Rudolf Laban
Wigman's mentor, Rudolf Laban, perhaps the most significant teacher of bodily movement in this century, cultivated a more obscure attitude toward the relation between nudity and modernity. It is obscure largely because we understand his attitude through the vague documentation done by his disciples. We know that he made efforts to link nudity and eurhythmic "development" of the body at his workshops for men and women at Ascona (1913–1917) and, to an even less adequately documented degree, that these experiments coincided with experiments in erotic experience (Wolfensberger 102–117). After the war, however, Laban became
preoccupied with detaching movement from the bodies that performed it. He realized that an expanded value for dance depended on theorization of human movement, not on theorization of dances or dancers. His great task, then, was to construct an elaborate vocabulary, a movement grammar (Labanotation), that enabled one to identity the signifying potential of the body, the total range of signs the human body was capable of making.
Meanwhile (1925–1930), his disciples in various German cities absorbed the new doctrines of the master without abandoning the Lebensreform impulse of the Ascona period. In Hamburg, Albrecht Knust conducted movement exercises with all-male groups of nude dancers, and in Berlin, Hertha Feist, a Nacktkultur enthusiast, was utterly unique among women dance instructors and choreographers in exploring nude movement with all-male ensembles, although she avoided such nudity in her ambitious dance concerts for the public. In Hamburg, Jenny Gertz supervised nude group, or "choir," exercises involving male and female children aged five to fourteen. Naked, the children improvised or created solo and group dances meant to imitate the movement of flowers, snowflakes, insects, birds, sunbeams, clouds, storms, grotesques, and forest rustlings; the instructor herself was nude, and sometimes nude dancing lasted all day long and into the night. These nude dances always took place outdoors because, "unfortunately," children were not permitted to perform nude in the exercise studio of the public school where Gertz taught (Gertz, "Tanz und Kind"). Gertrud Schnell, Toni Vollmeyer, and Martin Gleisner apparently also introduced nudity at the Laban schools in which they taught. Perhaps some of the Laban disciples were even more radical in their practice of nudity than was Adolf Koch, but the documentation of these adventures is insufficient to produce a serious understanding of them.

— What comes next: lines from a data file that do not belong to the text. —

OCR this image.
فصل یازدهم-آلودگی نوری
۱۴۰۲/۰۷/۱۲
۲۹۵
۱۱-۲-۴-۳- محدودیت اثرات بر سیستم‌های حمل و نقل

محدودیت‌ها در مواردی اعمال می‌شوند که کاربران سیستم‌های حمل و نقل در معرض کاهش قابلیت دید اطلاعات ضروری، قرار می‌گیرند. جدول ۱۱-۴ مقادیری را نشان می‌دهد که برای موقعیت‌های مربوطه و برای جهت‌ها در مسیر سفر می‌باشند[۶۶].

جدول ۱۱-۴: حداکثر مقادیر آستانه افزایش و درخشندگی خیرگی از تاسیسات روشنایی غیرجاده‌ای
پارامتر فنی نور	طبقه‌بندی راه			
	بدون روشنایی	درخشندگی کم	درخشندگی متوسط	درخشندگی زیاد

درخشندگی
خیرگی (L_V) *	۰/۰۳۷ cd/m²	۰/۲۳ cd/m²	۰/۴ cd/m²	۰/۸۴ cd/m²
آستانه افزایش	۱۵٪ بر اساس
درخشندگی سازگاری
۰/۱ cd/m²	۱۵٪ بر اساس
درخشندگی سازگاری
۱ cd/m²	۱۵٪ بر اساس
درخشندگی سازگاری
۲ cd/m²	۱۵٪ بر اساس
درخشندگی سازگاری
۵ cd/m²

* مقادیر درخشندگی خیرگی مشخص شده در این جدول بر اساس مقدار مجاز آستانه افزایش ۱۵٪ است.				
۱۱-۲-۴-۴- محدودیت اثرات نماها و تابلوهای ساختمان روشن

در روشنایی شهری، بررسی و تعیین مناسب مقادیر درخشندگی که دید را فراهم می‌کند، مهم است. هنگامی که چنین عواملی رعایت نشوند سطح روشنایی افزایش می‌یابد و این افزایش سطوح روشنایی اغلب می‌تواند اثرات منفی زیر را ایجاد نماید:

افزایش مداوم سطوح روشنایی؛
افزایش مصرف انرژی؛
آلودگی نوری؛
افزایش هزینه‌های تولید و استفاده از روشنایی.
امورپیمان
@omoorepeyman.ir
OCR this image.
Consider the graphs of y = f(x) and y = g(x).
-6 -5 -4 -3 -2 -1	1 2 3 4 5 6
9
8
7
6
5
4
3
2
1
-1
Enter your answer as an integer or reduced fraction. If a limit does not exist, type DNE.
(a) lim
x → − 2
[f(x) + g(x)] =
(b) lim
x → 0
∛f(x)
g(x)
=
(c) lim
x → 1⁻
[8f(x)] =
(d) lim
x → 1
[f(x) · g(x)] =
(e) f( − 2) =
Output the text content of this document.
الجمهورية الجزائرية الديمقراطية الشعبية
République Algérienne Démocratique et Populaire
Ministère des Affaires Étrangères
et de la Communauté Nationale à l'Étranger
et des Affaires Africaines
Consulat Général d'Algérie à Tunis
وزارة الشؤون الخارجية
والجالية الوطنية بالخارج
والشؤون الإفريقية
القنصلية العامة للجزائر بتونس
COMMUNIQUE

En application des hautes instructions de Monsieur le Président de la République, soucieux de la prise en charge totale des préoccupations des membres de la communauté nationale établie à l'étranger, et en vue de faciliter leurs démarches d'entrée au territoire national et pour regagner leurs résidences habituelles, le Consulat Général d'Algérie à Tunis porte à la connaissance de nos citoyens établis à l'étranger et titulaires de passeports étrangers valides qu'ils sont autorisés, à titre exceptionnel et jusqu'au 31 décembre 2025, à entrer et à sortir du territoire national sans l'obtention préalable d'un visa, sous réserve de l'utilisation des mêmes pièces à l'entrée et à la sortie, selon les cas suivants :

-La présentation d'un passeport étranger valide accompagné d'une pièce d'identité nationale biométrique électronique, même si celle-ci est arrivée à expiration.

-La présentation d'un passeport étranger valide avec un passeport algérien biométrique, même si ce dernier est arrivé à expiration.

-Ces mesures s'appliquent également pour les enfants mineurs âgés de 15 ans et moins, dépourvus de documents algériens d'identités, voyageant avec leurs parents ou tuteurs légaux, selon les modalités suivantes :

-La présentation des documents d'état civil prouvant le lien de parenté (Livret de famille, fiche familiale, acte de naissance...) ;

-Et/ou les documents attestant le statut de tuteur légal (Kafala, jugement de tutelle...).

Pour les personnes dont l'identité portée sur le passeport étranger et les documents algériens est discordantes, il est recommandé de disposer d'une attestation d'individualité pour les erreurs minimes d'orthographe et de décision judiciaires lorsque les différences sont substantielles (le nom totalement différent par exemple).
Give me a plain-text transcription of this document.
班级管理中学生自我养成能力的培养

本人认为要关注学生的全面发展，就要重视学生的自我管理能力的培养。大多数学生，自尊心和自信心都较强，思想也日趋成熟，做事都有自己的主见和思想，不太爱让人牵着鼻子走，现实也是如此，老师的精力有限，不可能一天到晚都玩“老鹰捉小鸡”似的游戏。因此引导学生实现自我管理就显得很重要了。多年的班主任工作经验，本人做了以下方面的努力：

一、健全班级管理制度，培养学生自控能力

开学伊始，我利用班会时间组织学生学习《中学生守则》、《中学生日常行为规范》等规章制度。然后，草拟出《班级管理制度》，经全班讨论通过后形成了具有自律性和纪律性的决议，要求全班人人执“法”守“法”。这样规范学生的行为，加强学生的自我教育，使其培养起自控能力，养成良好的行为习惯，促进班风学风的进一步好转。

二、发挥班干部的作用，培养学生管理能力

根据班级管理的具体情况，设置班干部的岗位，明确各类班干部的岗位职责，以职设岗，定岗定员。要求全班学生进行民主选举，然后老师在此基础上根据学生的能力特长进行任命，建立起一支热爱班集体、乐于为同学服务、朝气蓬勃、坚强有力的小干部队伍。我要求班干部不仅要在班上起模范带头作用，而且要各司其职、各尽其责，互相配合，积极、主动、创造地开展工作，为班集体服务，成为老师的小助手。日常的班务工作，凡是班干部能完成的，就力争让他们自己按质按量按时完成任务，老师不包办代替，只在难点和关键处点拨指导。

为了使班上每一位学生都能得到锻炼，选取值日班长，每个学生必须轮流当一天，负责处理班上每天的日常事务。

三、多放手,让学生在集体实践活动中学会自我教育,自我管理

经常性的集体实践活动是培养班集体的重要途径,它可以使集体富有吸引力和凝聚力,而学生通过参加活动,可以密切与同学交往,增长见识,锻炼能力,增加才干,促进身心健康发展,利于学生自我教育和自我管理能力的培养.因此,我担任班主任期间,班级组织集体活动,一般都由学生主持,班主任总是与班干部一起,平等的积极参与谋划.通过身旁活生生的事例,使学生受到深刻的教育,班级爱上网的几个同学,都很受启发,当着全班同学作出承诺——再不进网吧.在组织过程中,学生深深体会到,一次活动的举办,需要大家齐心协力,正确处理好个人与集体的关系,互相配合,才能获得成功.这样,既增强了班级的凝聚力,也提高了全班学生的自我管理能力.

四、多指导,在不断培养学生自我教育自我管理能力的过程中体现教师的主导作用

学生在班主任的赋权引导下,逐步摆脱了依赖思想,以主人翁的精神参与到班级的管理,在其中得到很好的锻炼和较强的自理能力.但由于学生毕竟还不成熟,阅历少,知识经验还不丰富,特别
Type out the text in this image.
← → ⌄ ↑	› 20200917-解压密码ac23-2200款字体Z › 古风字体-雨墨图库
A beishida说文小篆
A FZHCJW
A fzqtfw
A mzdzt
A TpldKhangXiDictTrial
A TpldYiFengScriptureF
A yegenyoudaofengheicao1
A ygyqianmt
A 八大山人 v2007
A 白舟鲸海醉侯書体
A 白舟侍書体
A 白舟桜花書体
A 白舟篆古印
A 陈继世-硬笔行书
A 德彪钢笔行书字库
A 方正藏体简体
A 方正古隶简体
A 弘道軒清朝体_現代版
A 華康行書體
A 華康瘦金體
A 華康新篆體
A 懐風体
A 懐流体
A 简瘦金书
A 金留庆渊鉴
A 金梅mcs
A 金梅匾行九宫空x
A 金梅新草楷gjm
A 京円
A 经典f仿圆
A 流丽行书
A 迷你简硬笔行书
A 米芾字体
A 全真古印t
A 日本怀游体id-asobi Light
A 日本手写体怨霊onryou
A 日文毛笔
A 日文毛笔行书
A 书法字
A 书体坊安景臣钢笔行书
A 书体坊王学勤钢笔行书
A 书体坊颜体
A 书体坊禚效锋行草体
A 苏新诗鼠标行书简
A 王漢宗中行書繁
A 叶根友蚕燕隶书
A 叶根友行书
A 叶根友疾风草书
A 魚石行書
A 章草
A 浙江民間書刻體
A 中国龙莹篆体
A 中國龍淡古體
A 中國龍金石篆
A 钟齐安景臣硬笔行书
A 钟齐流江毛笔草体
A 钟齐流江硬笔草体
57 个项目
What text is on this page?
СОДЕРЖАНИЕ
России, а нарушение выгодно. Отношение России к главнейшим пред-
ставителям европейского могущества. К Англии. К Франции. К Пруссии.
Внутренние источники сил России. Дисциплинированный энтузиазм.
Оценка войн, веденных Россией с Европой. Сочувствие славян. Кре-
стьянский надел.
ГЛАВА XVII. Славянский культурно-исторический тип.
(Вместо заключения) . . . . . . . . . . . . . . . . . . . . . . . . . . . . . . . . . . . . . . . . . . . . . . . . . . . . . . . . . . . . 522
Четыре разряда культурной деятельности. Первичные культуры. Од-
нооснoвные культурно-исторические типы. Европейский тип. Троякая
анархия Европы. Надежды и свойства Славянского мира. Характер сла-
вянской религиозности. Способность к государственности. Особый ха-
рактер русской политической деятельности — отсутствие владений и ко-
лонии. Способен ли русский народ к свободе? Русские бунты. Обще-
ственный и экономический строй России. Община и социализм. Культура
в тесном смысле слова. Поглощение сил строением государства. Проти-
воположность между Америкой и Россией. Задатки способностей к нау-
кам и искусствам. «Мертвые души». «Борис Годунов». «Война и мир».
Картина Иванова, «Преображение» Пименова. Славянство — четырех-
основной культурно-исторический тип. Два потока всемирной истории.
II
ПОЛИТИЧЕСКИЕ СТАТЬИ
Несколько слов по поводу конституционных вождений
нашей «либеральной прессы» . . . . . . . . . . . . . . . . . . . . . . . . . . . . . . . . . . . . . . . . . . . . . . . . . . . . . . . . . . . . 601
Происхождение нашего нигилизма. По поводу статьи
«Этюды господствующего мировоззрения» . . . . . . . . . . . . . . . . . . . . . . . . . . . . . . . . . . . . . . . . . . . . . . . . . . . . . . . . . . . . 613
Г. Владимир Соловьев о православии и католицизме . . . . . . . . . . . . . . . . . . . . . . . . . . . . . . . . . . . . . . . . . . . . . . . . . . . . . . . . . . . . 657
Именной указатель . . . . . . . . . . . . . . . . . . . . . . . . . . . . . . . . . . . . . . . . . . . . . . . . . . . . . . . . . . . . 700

Public consumption of these nude performances remained largely confined to photographs, some of which appeared in Die Schönheit . In Gymnastik und Tanz (1926), Laban included numerous photos of nude men and women taken at various Laban schools (and at the Menzler and Hagemann schools), but he did not even mention nudity in this lengthy discussion of method in bodily education. Nevertheless, it seems that Laban and his disciples, in dramatic contrast to Wigman, considered the detachment of movement from the body dependent upon the nakedness of the body that performed the movement. This was a startling observation only because it implied that movement lost its power to signify gender when the gender of the body performing movement was exposed. For Laban, the problem of labeling dance as a feminine activity derived from the perception (or misperception), by both sexes, that female bodies veil a unique mystery that aesthetic movement reveals or expresses. However, the genderless vocabulary of Labanotation suggested that the greatest source of mystery was actually movement itself, which bodies of either sex could appropriate without
compromising sexual difference. Nude performance of dance ostensibly proved this point. But a problem with Laban's system was that, although it provided a comprehensive vocabulary of movement, it did not theorize syntactic relations between movements. Therefore, it was still not clear if sexual difference controlled specific relations between movements or if aesthetic syntactification in itself was a feminine activity.